The only song I recognized was "Game of Pricks" (from the sound of the stage banter, I think most of the rest of the stuff they played was from From a Compound Eye) but, at a certain point, it didn't seem to matter; a Pollard tune sounds like a Pollard tune, sure, but there's also that wonderful Pollard voice. I don't think I've ever fully appreciated what a singular instrument it is, but when he ripped into his first song, I was just bowled over by how great he sounded. Love the Bob, and I did get to see one of his legendary high kicks. I missed most of the Dead Prez set, between emptying the bladder and bidding farewell to my exhausted and goosebump'd companions and getting in position for Bloc Party.

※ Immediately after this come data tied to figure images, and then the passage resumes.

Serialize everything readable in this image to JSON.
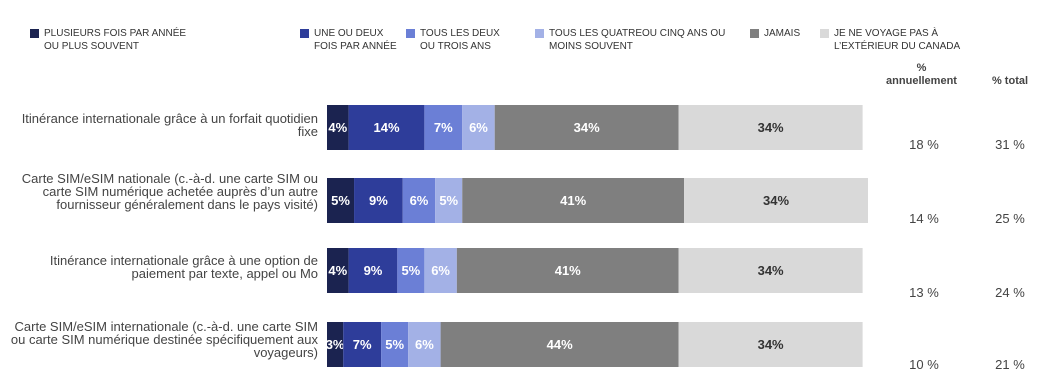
{
  "chart_data": {
    "type": "stacked-bar-horizontal",
    "categories": [
      "Itinérance internationale grâce à un forfait quotidien fixe",
      "Carte SIM/eSIM nationale (c.-à-d. une carte SIM ou carte SIM numérique achetée auprès d’un autre fournisseur généralement dans le pays visité)",
      "Itinérance internationale grâce à une option de paiement par texte, appel ou Mo",
      "Carte SIM/eSIM internationale (c.-à-d. une carte SIM ou carte SIM numérique destinée spécifiquement aux voyageurs)"
    ],
    "xlim": [
      0,
      100
    ],
    "series": [
      {
        "name": "PLUSIEURS FOIS PAR ANNÉE OU PLUS SOUVENT",
        "color": "#1b2350",
        "values": [
          4,
          5,
          4,
          3
        ],
        "value_labels": [
          "4%",
          "5%",
          "4%",
          "3%"
        ]
      },
      {
        "name": "UNE OU DEUX FOIS PAR ANNÉE",
        "color": "#2e3d9a",
        "values": [
          14,
          9,
          9,
          7
        ],
        "value_labels": [
          "14%",
          "9%",
          "9%",
          "7%"
        ]
      },
      {
        "name": "TOUS LES DEUX OU TROIS ANS",
        "color": "#6b7fd6",
        "values": [
          7,
          6,
          5,
          5
        ],
        "value_labels": [
          "7%",
          "6%",
          "5%",
          "5%"
        ]
      },
      {
        "name": "TOUS LES QUATREOU CINQ ANS OU MOINS SOUVENT",
        "color": "#a3b1e6",
        "values": [
          6,
          5,
          6,
          6
        ],
        "value_labels": [
          "6%",
          "5%",
          "6%",
          "6%"
        ]
      },
      {
        "name": "JAMAIS",
        "color": "#7f7f7f",
        "values": [
          34,
          41,
          41,
          44
        ],
        "value_labels": [
          "34%",
          "41%",
          "41%",
          "44%"
        ]
      },
      {
        "name": "JE NE VOYAGE PAS À L’EXTÉRIEUR DU CANADA",
        "color": "#d9d9d9",
        "values": [
          34,
          34,
          34,
          34
        ],
        "value_labels": [
          "34%",
          "34%",
          "34%",
          "34%"
        ]
      }
    ],
    "columns": [
      {
        "header": "% annuellement",
        "values": [
          18,
          14,
          13,
          10
        ],
        "value_labels": [
          "18 %",
          "14 %",
          "13 %",
          "10 %"
        ]
      },
      {
        "header": "% total",
        "values": [
          31,
          25,
          24,
          21
        ],
        "value_labels": [
          "31 %",
          "25 %",
          "24 %",
          "21 %"
        ]
      }
    ]
  }
}
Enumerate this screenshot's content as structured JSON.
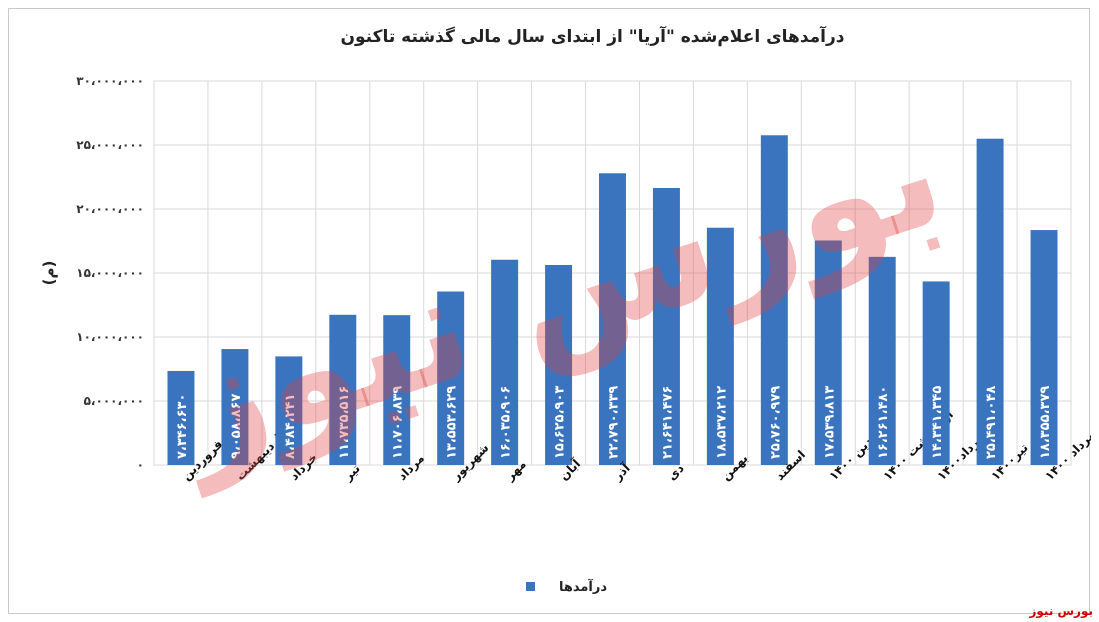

I've come a long way in my appreciation of the band since my days of casual meh dismissal. The album is still a bit too long for my attention span these days, and the lyrics can border on off-puttingly sincere ("the price! Of gaa-hass! Keeps on rize-ih-hing!"), but they really do have a knack for taking you on a journey within the world of each song with meaty textures and teasingly taut momentum. Not to mention the fact that their fluid melodies don't get nearly as much credit as they're due. (Aside from Pallett's obvious formal prowess, there's a reason that Final Fantasy cover of "This Modern Love" affected me as deeply as it did.) Their set felt like the perfect closer to the day, and the weekend, between the rapturous excitement of the audience and the band's own enthusiastic willingness to live up to the responsibility of playing their self-proclaimed first-ever festival-headlining gig.
So, yes yes. It was quite a weekend, and I give a top of the lungs shout-out to CL-II for the ticket and NI for suggesting I might want to go and Kateri (and David Geb. and Karen) for being groovy to hang with. ClusterFest '06 has only just begun! (Viddy the rest of my pics here and a hearty hail-fellow-well-met to anyone who might have ended up here from NowPublic.)